K-Means Clustering Visualization in R: Step By Step Guide

K-Means Clustering Visualization in R: Step By Step Guide

In this article, we will explore the process of visualizing K-means clustering results using two popular R packages: factoextra and ggpubr.

Required R Packages

To follow along with this guide, you'll need to install and load the following R packages:

  • ggpubr
  • factoextra

You can install these packages by running the following code:

library(ggpubr)
library(factoextra)

Data Preparation

For this example, we will use the famous iris dataset. This dataset contains 150 samples from three species of iris (setosa, versicolor, and virginica). Each sample is described by four variables: sepal length, sepal width, petal length, and petal width.

data("iris")
df <- iris
head(df, 3)

K-Means Clustering Calculation Example

To perform K-means clustering on the iris dataset, we will remove the species column (the fifth column) and scale the remaining variables using the scale() function. Then, we'll use the kmeans() function from the stats package to cluster the data.

# Scale the data
df_scaled <- scale(df[, -5])

# Perform K-means clustering
set.seed(123)
kmeans_result <- kmeans(df_scaled, centers = 3)

# Print the cluster assignments
print(kmeans_result$cluster)

Visualizing K-Means Clusters with factoextra

To visualize the K-means clusters using factoextra, we'll first compute the individual coordinates of each sample using principal component analysis (PCA). Then, we'll add the cluster assignments and species labels to the coordinate data.

# Compute PCA
res.pca <- prcomp(df_scaled, scale = TRUE)

# Extract individual coordinates
ind.coord <- as.data.frame(get_pca_ind(res.pca)$coord)

# Add cluster assignments and species labels
ind.coord$cluster <- factor(kmeans_result$cluster)
ind.coord$Species <- df$Species

# Data inspection
head(ind.coord)

Visualizing K-Means Clusters with ggpubr

To visualize the K-means clusters using ggpubr, we'll create a scatter plot of the first two PCA dimensions, color-coded by cluster assignments.
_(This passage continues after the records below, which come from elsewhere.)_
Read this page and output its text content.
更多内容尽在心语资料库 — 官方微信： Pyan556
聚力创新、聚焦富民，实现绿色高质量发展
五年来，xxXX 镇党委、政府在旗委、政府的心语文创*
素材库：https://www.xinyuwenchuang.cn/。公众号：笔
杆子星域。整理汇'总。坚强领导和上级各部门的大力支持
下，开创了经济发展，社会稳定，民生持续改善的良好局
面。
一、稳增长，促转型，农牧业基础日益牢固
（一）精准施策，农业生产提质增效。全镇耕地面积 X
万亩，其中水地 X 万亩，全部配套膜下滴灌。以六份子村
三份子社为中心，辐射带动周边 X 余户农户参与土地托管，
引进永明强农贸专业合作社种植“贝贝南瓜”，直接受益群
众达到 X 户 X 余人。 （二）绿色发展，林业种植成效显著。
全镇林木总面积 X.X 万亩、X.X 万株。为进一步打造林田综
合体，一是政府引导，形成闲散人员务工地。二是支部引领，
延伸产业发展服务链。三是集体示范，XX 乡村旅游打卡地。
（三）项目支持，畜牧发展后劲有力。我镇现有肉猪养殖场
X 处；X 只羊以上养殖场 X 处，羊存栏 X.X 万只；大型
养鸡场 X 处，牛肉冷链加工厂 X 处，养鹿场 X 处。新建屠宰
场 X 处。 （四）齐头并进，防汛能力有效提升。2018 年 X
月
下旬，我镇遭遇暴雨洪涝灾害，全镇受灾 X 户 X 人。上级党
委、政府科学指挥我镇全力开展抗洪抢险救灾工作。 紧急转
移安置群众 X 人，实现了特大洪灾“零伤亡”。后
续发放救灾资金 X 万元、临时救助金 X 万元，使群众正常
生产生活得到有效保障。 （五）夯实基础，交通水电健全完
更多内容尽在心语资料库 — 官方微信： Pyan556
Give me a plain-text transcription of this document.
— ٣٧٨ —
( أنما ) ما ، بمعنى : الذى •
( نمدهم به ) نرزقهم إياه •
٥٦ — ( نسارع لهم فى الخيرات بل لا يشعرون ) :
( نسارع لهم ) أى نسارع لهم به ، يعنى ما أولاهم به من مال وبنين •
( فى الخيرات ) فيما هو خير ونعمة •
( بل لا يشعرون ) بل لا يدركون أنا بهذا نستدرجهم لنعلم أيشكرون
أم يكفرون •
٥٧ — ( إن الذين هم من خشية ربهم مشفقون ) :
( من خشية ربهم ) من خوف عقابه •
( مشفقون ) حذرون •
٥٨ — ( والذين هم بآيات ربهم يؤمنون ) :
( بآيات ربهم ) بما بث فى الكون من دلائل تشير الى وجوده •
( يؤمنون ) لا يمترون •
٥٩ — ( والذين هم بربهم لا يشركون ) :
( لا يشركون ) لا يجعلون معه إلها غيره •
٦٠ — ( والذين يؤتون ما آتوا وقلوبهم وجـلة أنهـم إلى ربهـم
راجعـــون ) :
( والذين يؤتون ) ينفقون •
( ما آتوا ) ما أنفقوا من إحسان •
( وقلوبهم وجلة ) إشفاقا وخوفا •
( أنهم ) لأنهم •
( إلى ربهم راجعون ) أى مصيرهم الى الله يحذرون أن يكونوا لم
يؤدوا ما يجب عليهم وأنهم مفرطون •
We'll also add concentration ellipses and cluster centroids to the plot.

# Create the scatter plot
ggscatter(
 ind.coord, x = "Dim.1", y = "Dim.2",
 color = "cluster", palette = "npg", ellipse = TRUE, ellipse.type = "convex",
 shape = "Species", size = 1.5, legend = "right", ggtheme = theme_bw(),
 xlab = paste0("Dim 1 (", variance.percent[1], "% )" ),
 ylab = paste0("Dim 2 (", variance.percent[2], "% )" )
) +
 stat_mean(aes(color = cluster), size = 4)

This plot shows the K-means clusters in a two-dimensional representation, with each point colored according to its cluster assignment and labeled by species. The concentration ellipses represent the distribution of points within each cluster.

###In this article, we've demonstrated how to visualize K-means clustering results using factoextra and ggpubr in R. By following these step-by-step examples, you can easily create interactive visualizations of your own K-means clustering results.